In: Der Tagesspiegel, 30.4.1996, S. 25.

 


Alexander Königs

Per Mouseklick durch das Referat.
Multimedia: Am HU-Institut für Kulturwissenschaften schreiben Studenten neuartige Arbeiten


 

 

 
   
 

Eine eigene Zeitung - das wäre doch was. Wo bis vor zwei, drei Jahren noch immense Investitionen, ein Stab von Mitarbeitern und verlegerisches Können gefragt war, genügen heute ein PC und ein leidlich kundiger Computerenthusiast. Das Internet macht's möglich: die eigene (virtuelle) Zeitung, die auf einem x-beliebigen Server irgendwo in der Welt "ausliegt" und über World Wide Web (WWW), von jedem erreicht werden kann, der an das Internet angeschlossen ist.
Am Fachbereich Kulturwissenschaften der Humboldt-Universität können Studenten lernen, wie solche Web-Seiten eingerichtet und gestaltet werden. Gleichzeitig arbeitet eine Projektgruppe unter Leitung: von Assistent Peter Matussek an der Einrichtung einer Homepage für das Institut.
Noch erreicht man unter dem kryptischen Namen "http:// hppoolO.rz.hu-berlin.de/ ~hO256kef/Home.IfK.html" nur eine Web-Seite mit dem Hinweis "Hier wird gebaut!". Doch schon bald sollen hier genaue Auskünfte über Hintergründe und Forschungsziele der Kulturwissenschaften, das Kommentierte Vorlesungsverzeichnis sowie Lagepläne zu finden sein, die den Studenten die Orientierung im Institut erleichtern.

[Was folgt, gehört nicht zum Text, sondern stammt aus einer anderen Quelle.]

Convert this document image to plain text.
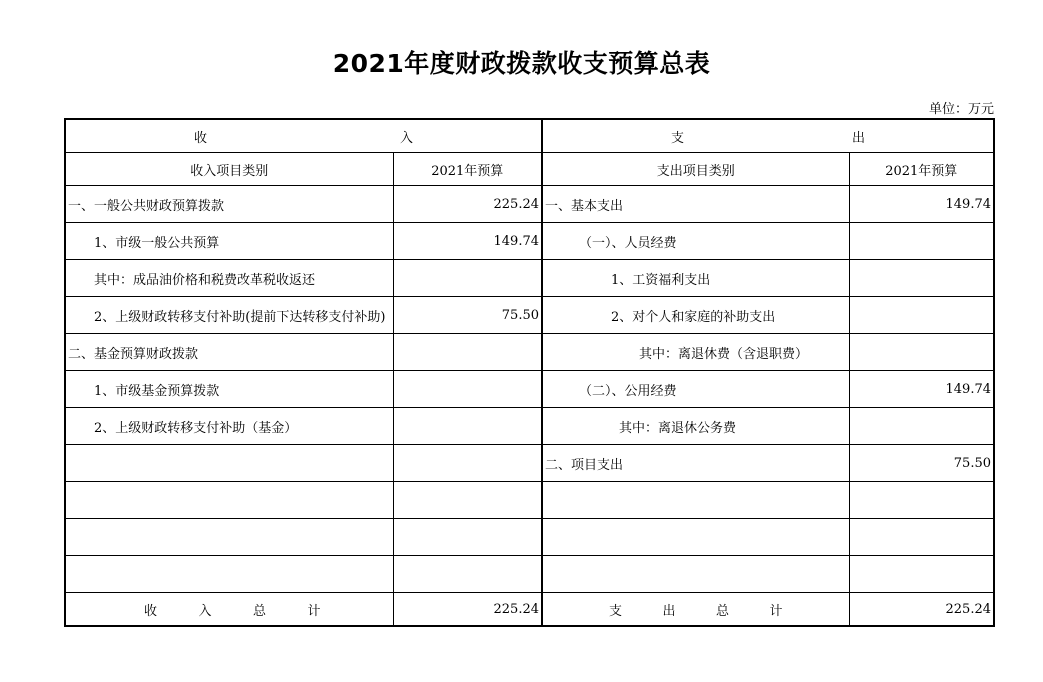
2021年度财政拨款收支预算总表
单位：万元
收 入		支 出	

收入项目类别	2021年预算	支出项目类别	2021年预算
一、一般公共财政预算拨款	225.24	一、基本支出	149.74
1、市级一般公共预算	149.74	（一）、人员经费	
其中：成品油价格和税费改革税收返还		1、工资福利支出	
2、上级财政转移支付补助(提前下达转移支付补助)	75.50	2、对个人和家庭的补助支出	
二、基金预算财政拨款		其中：离退休费（含退职费）	
1、市级基金预算拨款		（二）、公用经费	149.74
2、上级财政转移支付补助（基金）		其中：离退休公务费	
		二、项目支出	75.50

收 入 总 计	225.24	支 出 总 计	225.24
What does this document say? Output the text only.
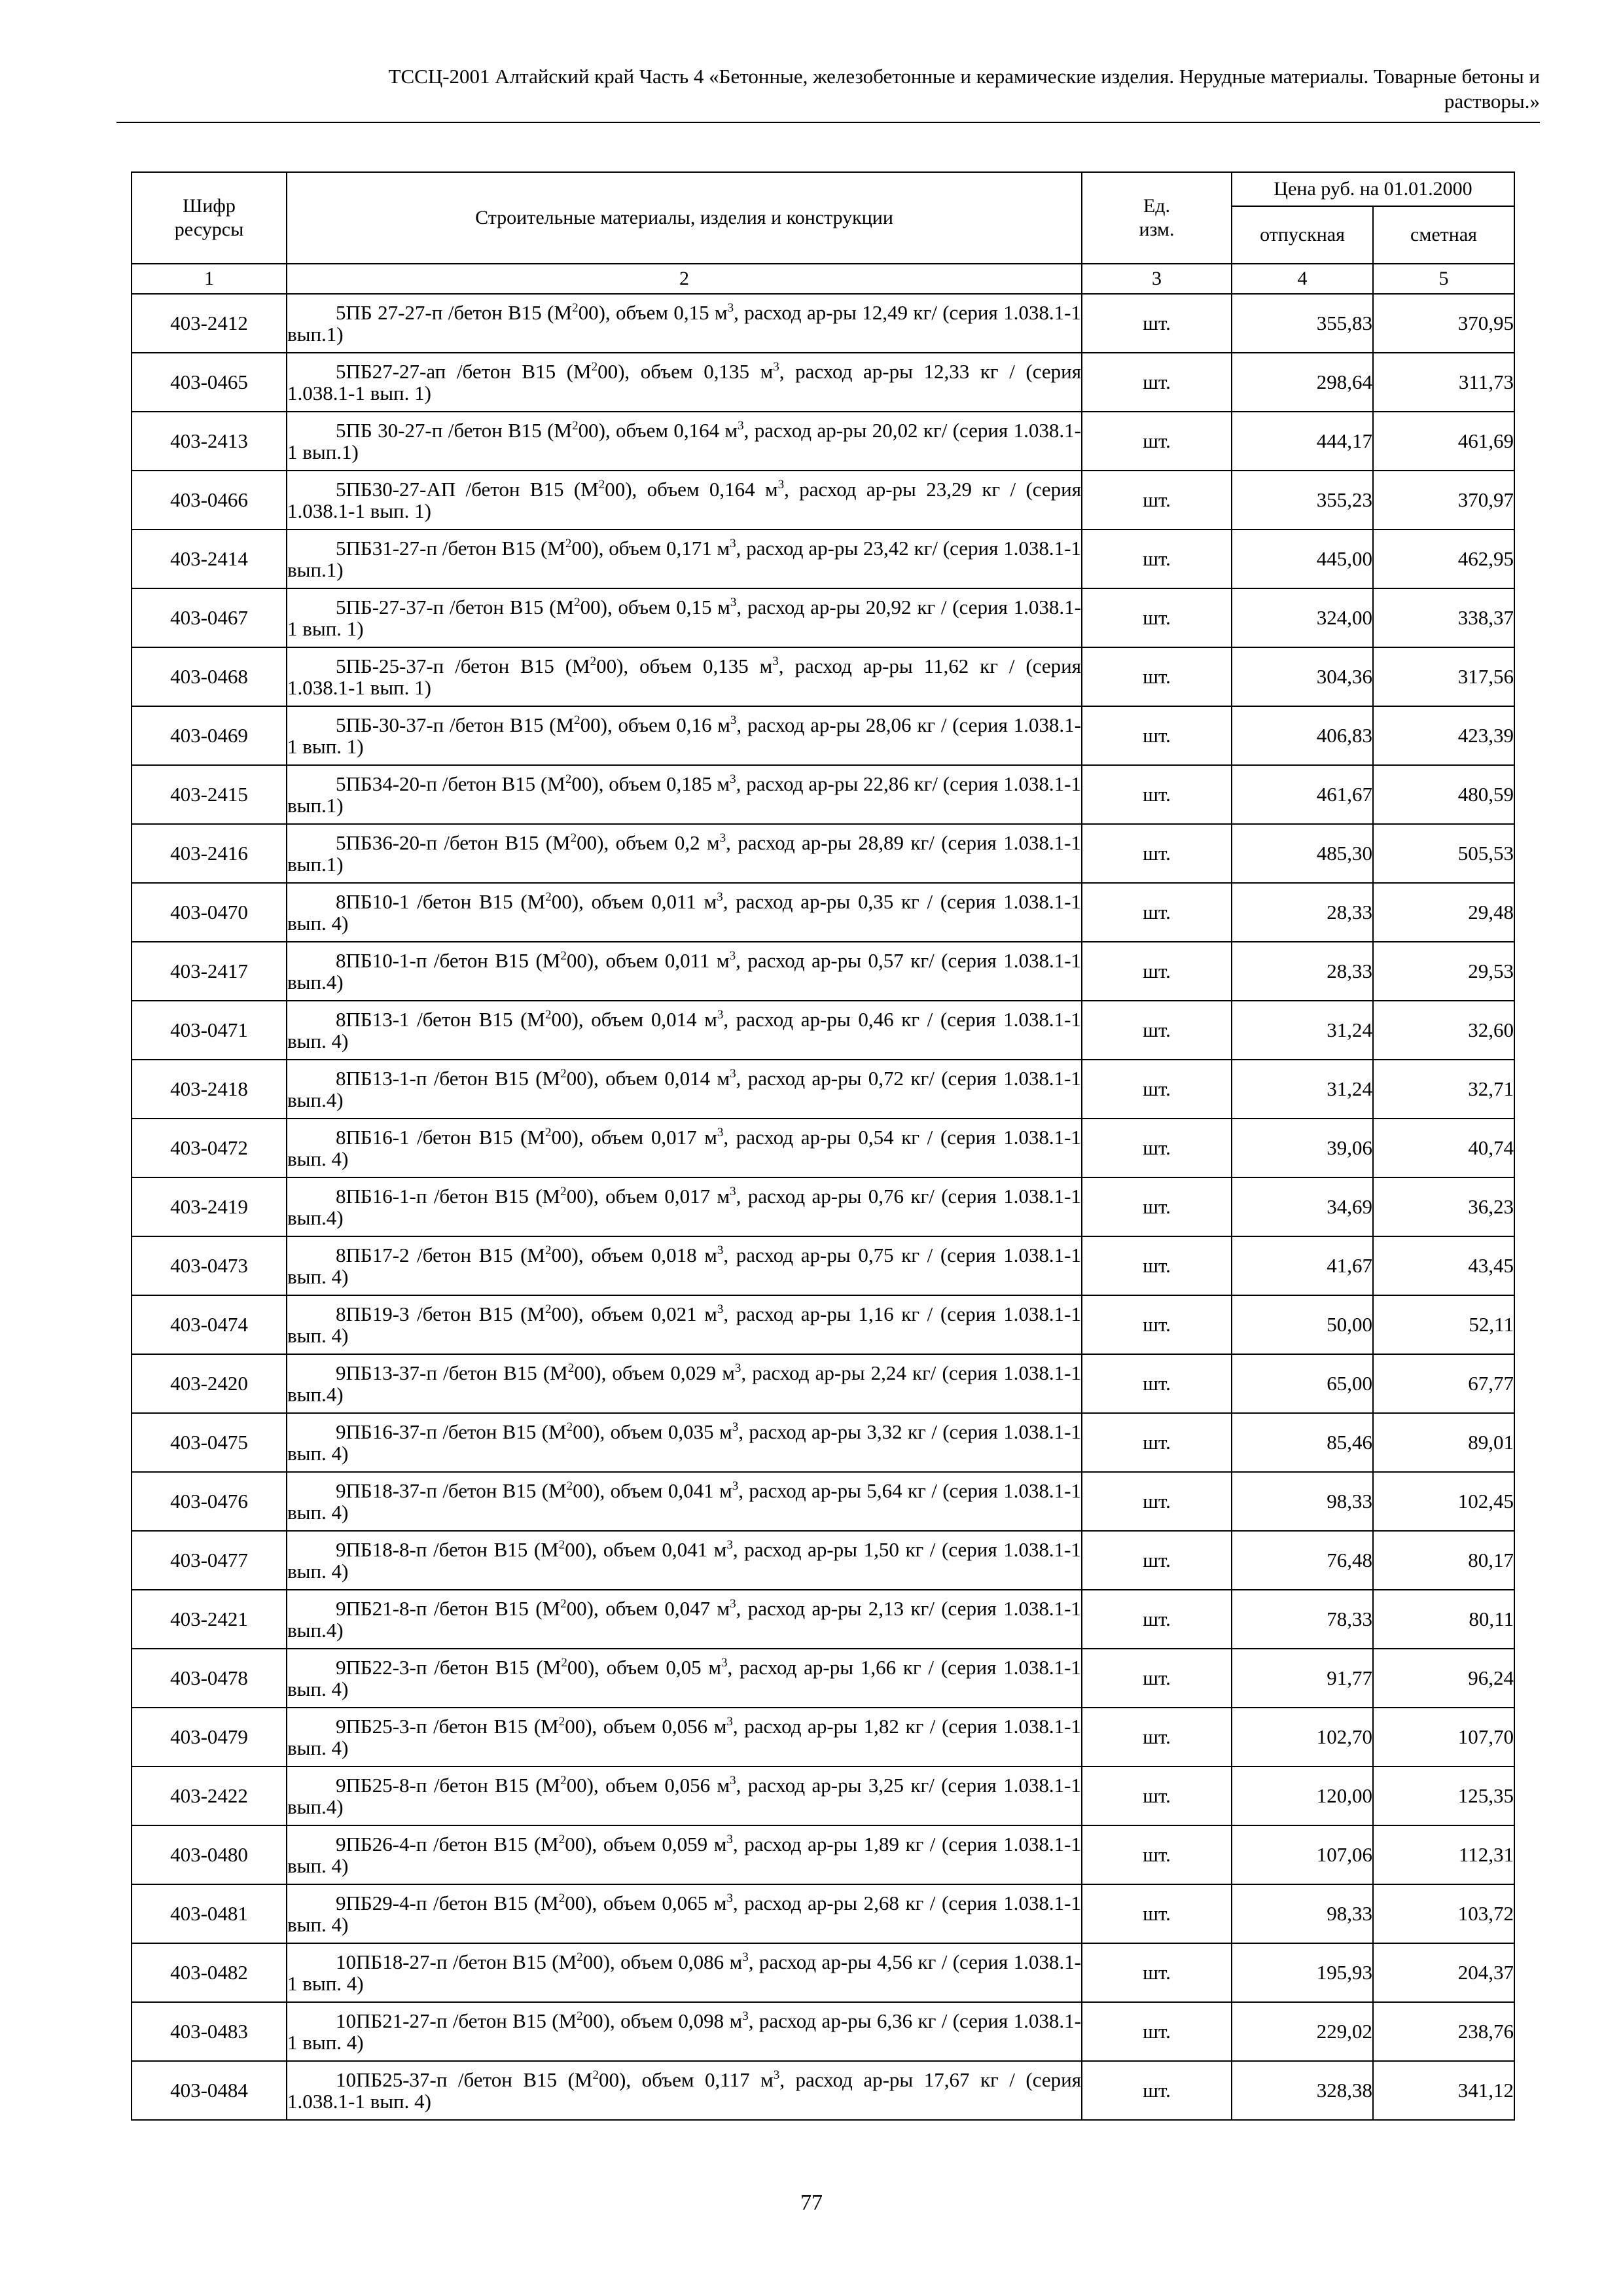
ТССЦ-2001 Алтайский край Часть 4 «Бетонные, железобетонные и керамические изделия. Нерудные материалы. Товарные бетоны и
растворы.»
Шифр ресурсы	Строительные материалы, изделия и конструкции	Ед. изм.	Цена руб. на 01.01.2000	
			отпускная	сметная
1	2	3	4	5
403-2412	5ПБ 27-27-п /бетон В15 $(М^200)$, объем 0,15 $м^3$, расход ар-ры 12,49 кг/ (серия 1.038.1-1 вып.1)	шт.	355,83	370,95
403-0465	5ПБ27-27-ап /бетон В15 $(М^200)$, объем 0,135 $м^3$, расход ар-ры 12,33 кг / (серия 1.038.1-1 вып. 1)	шт.	298,64	311,73
403-2413	5ПБ 30-27-п /бетон В15 $(М^200)$, объем 0,164 $м^3$, расход ар-ры 20,02 кг/ (серия 1.038.1-1 вып.1)	шт.	444,17	461,69
403-0466	5ПБ30-27-АП /бетон В15 $(М^200)$, объем 0,164 $м^3$, расход ар-ры 23,29 кг / (серия 1.038.1-1 вып. 1)	шт.	355,23	370,97
403-2414	5ПБ31-27-п /бетон В15 $(М^200)$, объем 0,171 $м^3$, расход ар-ры 23,42 кг/ (серия 1.038.1-1 вып.1)	шт.	445,00	462,95
403-0467	5ПБ-27-37-п /бетон В15 $(М^200)$, объем 0,15 $м^3$, расход ар-ры 20,92 кг / (серия 1.038.1-1 вып. 1)	шт.	324,00	338,37
403-0468	5ПБ-25-37-п /бетон В15 $(М^200)$, объем 0,135 $м^3$, расход ар-ры 11,62 кг / (серия 1.038.1-1 вып. 1)	шт.	304,36	317,56
403-0469	5ПБ-30-37-п /бетон В15 $(М^200)$, объем 0,16 $м^3$, расход ар-ры 28,06 кг / (серия 1.038.1-1 вып. 1)	шт.	406,83	423,39
403-2415	5ПБ34-20-п /бетон В15 $(М^200)$, объем 0,185 $м^3$, расход ар-ры 22,86 кг/ (серия 1.038.1-1 вып.1)	шт.	461,67	480,59
403-2416	5ПБ36-20-п /бетон В15 $(М^200)$, объем 0,2 $м^3$, расход ар-ры 28,89 кг/ (серия 1.038.1-1 вып.1)	шт.	485,30	505,53
403-0470	8ПБ10-1 /бетон В15 $(М^200)$, объем 0,011 $м^3$, расход ар-ры 0,35 кг / (серия 1.038.1-1 вып. 4)	шт.	28,33	29,48
403-2417	8ПБ10-1-п /бетон В15 $(М^200)$, объем 0,011 $м^3$, расход ар-ры 0,57 кг/ (серия 1.038.1-1 вып.4)	шт.	28,33	29,53
403-0471	8ПБ13-1 /бетон В15 $(М^200)$, объем 0,014 $м^3$, расход ар-ры 0,46 кг / (серия 1.038.1-1 вып. 4)	шт.	31,24	32,60
403-2418	8ПБ13-1-п /бетон В15 $(М^200)$, объем 0,014 $м^3$, расход ар-ры 0,72 кг/ (серия 1.038.1-1 вып.4)	шт.	31,24	32,71
403-0472	8ПБ16-1 /бетон В15 $(М^200)$, объем 0,017 $м^3$, расход ар-ры 0,54 кг / (серия 1.038.1-1 вып. 4)	шт.	39,06	40,74
403-2419	8ПБ16-1-п /бетон В15 $(М^200)$, объем 0,017 $м^3$, расход ар-ры 0,76 кг/ (серия 1.038.1-1 вып.4)	шт.	34,69	36,23
403-0473	8ПБ17-2 /бетон В15 $(М^200)$, объем 0,018 $м^3$, расход ар-ры 0,75 кг / (серия 1.038.1-1 вып. 4)	шт.	41,67	43,45
403-0474	8ПБ19-3 /бетон В15 $(М^200)$, объем 0,021 $м^3$, расход ар-ры 1,16 кг / (серия 1.038.1-1 вып. 4)	шт.	50,00	52,11
403-2420	9ПБ13-37-п /бетон В15 $(М^200)$, объем 0,029 $м^3$, расход ар-ры 2,24 кг/ (серия 1.038.1-1 вып.4)	шт.	65,00	67,77
403-0475	9ПБ16-37-п /бетон В15 $(М^200)$, объем 0,035 $м^3$, расход ар-ры 3,32 кг / (серия 1.038.1-1 вып. 4)	шт.	85,46	89,01
403-0476	9ПБ18-37-п /бетон В15 $(М^200)$, объем 0,041 $м^3$, расход ар-ры 5,64 кг / (серия 1.038.1-1 вып. 4)	шт.	98,33	102,45
403-0477	9ПБ18-8-п /бетон В15 $(М^200)$, объем 0,041 $м^3$, расход ар-ры 1,50 кг / (серия 1.038.1-1 вып. 4)	шт.	76,48	80,17
403-2421	9ПБ21-8-п /бетон В15 $(М^200)$, объем 0,047 $м^3$, расход ар-ры 2,13 кг/ (серия 1.038.1-1 вып.4)	шт.	78,33	80,11
403-0478	9ПБ22-3-п /бетон В15 $(М^200)$, объем 0,05 $м^3$, расход ар-ры 1,66 кг / (серия 1.038.1-1 вып. 4)	шт.	91,77	96,24
403-0479	9ПБ25-3-п /бетон В15 $(М^200)$, объем 0,056 $м^3$, расход ар-ры 1,82 кг / (серия 1.038.1-1 вып. 4)	шт.	102,70	107,70
403-2422	9ПБ25-8-п /бетон В15 $(М^200)$, объем 0,056 $м^3$, расход ар-ры 3,25 кг/ (серия 1.038.1-1 вып.4)	шт.	120,00	125,35
403-0480	9ПБ26-4-п /бетон В15 $(М^200)$, объем 0,059 $м^3$, расход ар-ры 1,89 кг / (серия 1.038.1-1 вып. 4)	шт.	107,06	112,31
403-0481	9ПБ29-4-п /бетон В15 $(М^200)$, объем 0,065 $м^3$, расход ар-ры 2,68 кг / (серия 1.038.1-1 вып. 4)	шт.	98,33	103,72
403-0482	10ПБ18-27-п /бетон В15 $(М^200)$, объем 0,086 $м^3$, расход ар-ры 4,56 кг / (серия 1.038.1-1 вып. 4)	шт.	195,93	204,37
403-0483	10ПБ21-27-п /бетон В15 $(М^200)$, объем 0,098 $м^3$, расход ар-ры 6,36 кг / (серия 1.038.1-1 вып. 4)	шт.	229,02	238,76
403-0484	10ПБ25-37-п /бетон В15 $(М^200)$, объем 0,117 $м^3$, расход ар-ры 17,67 кг / (серия 1.038.1-1 вып. 4)	шт.	328,38	341,12
77
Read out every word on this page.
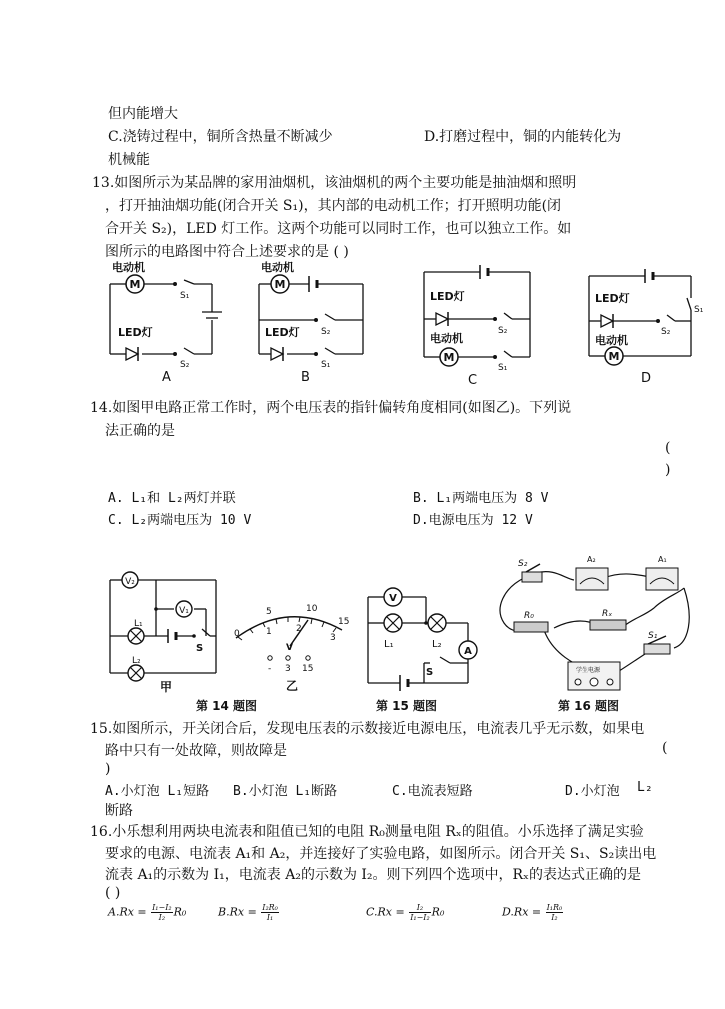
但内能增大
C.浇铸过程中，铜所含热量不断减少	D.打磨过程中，铜的内能转化为
机械能
13.如图所示为某品牌的家用油烟机，该油烟机的两个主要功能是抽油烟和照明
，打开抽油烟功能(闭合开关 S₁)，其内部的电动机工作；打开照明功能(闭
合开关 S₂)，LED 灯工作。这两个功能可以同时工作，也可以独立工作。如
图所示的电路图中符合上述要求的是 ( )
M
电动机
LED灯
S₁
S₂
A
M
电动机
LED灯 S₂
S₁
B
M
LED灯
电动机
S₂
S₁
C
M
LED灯
电动机
S₁
S₂
D
14.如图甲电路正常工作时，两个电压表的指针偏转角度相同(如图乙)。下列说
法正确的是
(
)
A. L₁和 L₂两灯并联	B. L₁两端电压为 8 V
C. L₂两端电压为 10 V	D.电源电压为 12 V
V₂
V₁
L₁
L₂
S
甲
5	10
15
0	1	2
3
V
- 3 15
乙
V
A
L₁	L₂
S	学生电源
A₂	A₁
S₂
R₀	Rₓ
S₁
第 14 题图	第 15 题图	第 16 题图
15.如图所示，开关闭合后，发现电压表的示数接近电源电压，电流表几乎无示数，如果电
路中只有一处故障，则故障是	(
)
A.小灯泡 L₁短路 B.小灯泡 L₁断路	C.电流表短路	D.小灯泡 L₂
断路
16.小乐想利用两块电流表和阻值已知的电阻 R₀测量电阻 Rₓ的阻值。小乐选择了满足实验
要求的电源、电流表 A₁和 A₂，并连接好了实验电路，如图所示。闭合开关 S₁、S₂读出电
流表 A₁的示数为 I₁，电流表 A₂的示数为 I₂。则下列四个选项中，Rₓ的表达式正确的是
( )
$A.Rx = \frac{\text{I₁−I₂}}{\text{I₂}} R_0$	$B.Rx = \frac{\text{I₂R₀}}{\text{I₁}}$	$C.Rx = \frac{\text{I₂}}{\text{I₁−I₂}} R_0$	$D.Rx = \frac{\text{I₁R₀}}{\text{I₂}}$
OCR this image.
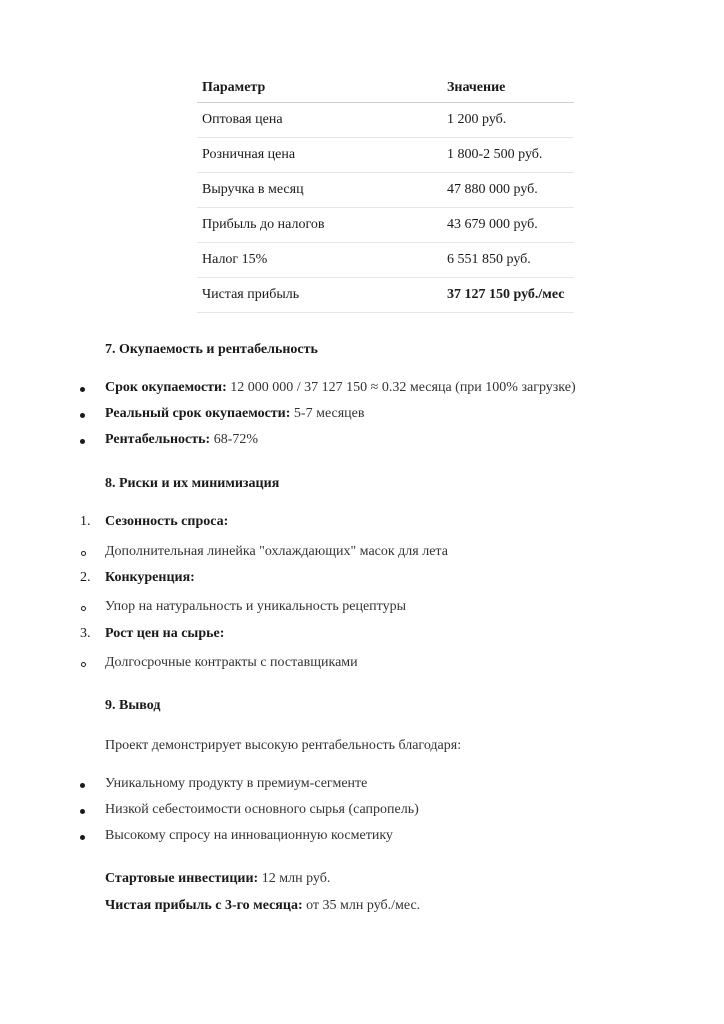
Параметр	Значение
Оптовая цена	1 200 руб.
Розничная цена	1 800-2 500 руб.
Выручка в месяц	47 880 000 руб.
Прибыль до налогов	43 679 000 руб.
Налог 15%	6 551 850 руб.
Чистая прибыль	37 127 150 руб./мес
7. Окупаемость и рентабельность
Срок окупаемости: 12 000 000 / 37 127 150 ≈ 0.32 месяца (при 100% загрузке)
Реальный срок окупаемости: 5-7 месяцев
Рентабельность: 68-72%
8. Риски и их минимизация
1. Сезонность спроса:
Дополнительная линейка "охлаждающих" масок для лета
2. Конкуренция:
Упор на натуральность и уникальность рецептуры
3. Рост цен на сырье:
Долгосрочные контракты с поставщиками
9. Вывод
Проект демонстрирует высокую рентабельность благодаря:
Уникальному продукту в премиум-сегменте
Низкой себестоимости основного сырья (сапропель)
Высокому спросу на инновационную косметику
Стартовые инвестиции: 12 млн руб.
Чистая прибыль с 3-го месяца: от 35 млн руб./мес.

Wer möchte, kann sich auch direkt per Email an seine Dozenten und Kommilitonen wenden, oder geistige Ergüsse in der eigens dafür konstruierten Seite veröffentlichen.
Die Kulturwissenschaftler versuchen aus der abstrakten Formel Multimedia ein handfestes Werkzeug zu machen. Dabei sollen, so Matussek, "keine Technikfreaks herangezogen werden, die prozessorgeil weder nach rechts oder links sehen und sich nicht für praktische Anwendungen interessieren." Die Studenten sollen sich mit der technologischen Entwicklung, die Arbeitserleichterung und neue Perspektiven bringen kann, vertraut machen.
Außerdem scheint Reflexion nötig, um sich von den Schlagwörtern der schönen, neuen Multimedia-Welt nicht verzaubern zu lassen: Kann man aus dem Internet überhaupt gezielt Informationen heraus ziehen - und was sind eigentlich sogenannte Multimedia-Anwendungen? Ein Projektkurs befaßt sich zum Beispiel mit der Integration von Multimedia in Referate und Hausarbeiten. "Die ersten Multimedia-Referate sind gerade in Arbeit. Manchem Studenten gelingt es so, neue Ausdrucksformen zu finden", sagt Matussek.
Für ihn sind Multimedia-Referate ein Gewebe von Text, Graphik, Video- und Audiosequenzen, die untereinander durch sogenannte "links" verknüpft sind und so dem Benutzer leicht verständlich Querverweise und logische Verknüpfungen veranschaulichen. Ein Text bleibt zwar die Grundlage - kompakte Information läßt sich dort am besten verpacken -, jedoch führen Schlüsselwörter den Benutzer auf Mausklick zu digitalisierten Fotos, zu Videosequenzen oder Kalkulationstabellen, in denen verschiedene Fallbeispiele durchgespielt werden können.
Vielleicht werden in ein paar Jahren Referate am Ende der Sitzung als CD-ROM verteilt. Der passive Zuhörer könnte dann zu Hause an seinem Computer zu einem aktiv Lernenden werden, der sich mit der Materie auseinandersetzt. Ton- und Bildsequenzen lassen sich beliebig oft ansehen, Unverstandenes läßt sich von verschiedenen Seiten betrachten. Der Aufbau der Arbeit ist nicht mehr wie bei Texten linear. Ein Schlüsselwort aus der Mitte des Ausgangstextes kann den Benutzer spielerisch über viele verknüpfte Ebenen zum Lernziel führen. Der Studierende kann die für ihn am besten geeignete Lernmethode bestimmen.
Noch haben es Multimedia-Pioniere an den Unis allerdings nicht unbedingt leicht, erfährt Peter Matussek gerade: Er möchte seine Habilitation gerne als multimedial gestaltete CD-Rom herausbringen. Das ist zwar möglich, aber mindestens ein Exemplar muß gedruckt und gebunden werden. Gutenbergs Erben verlangen das so.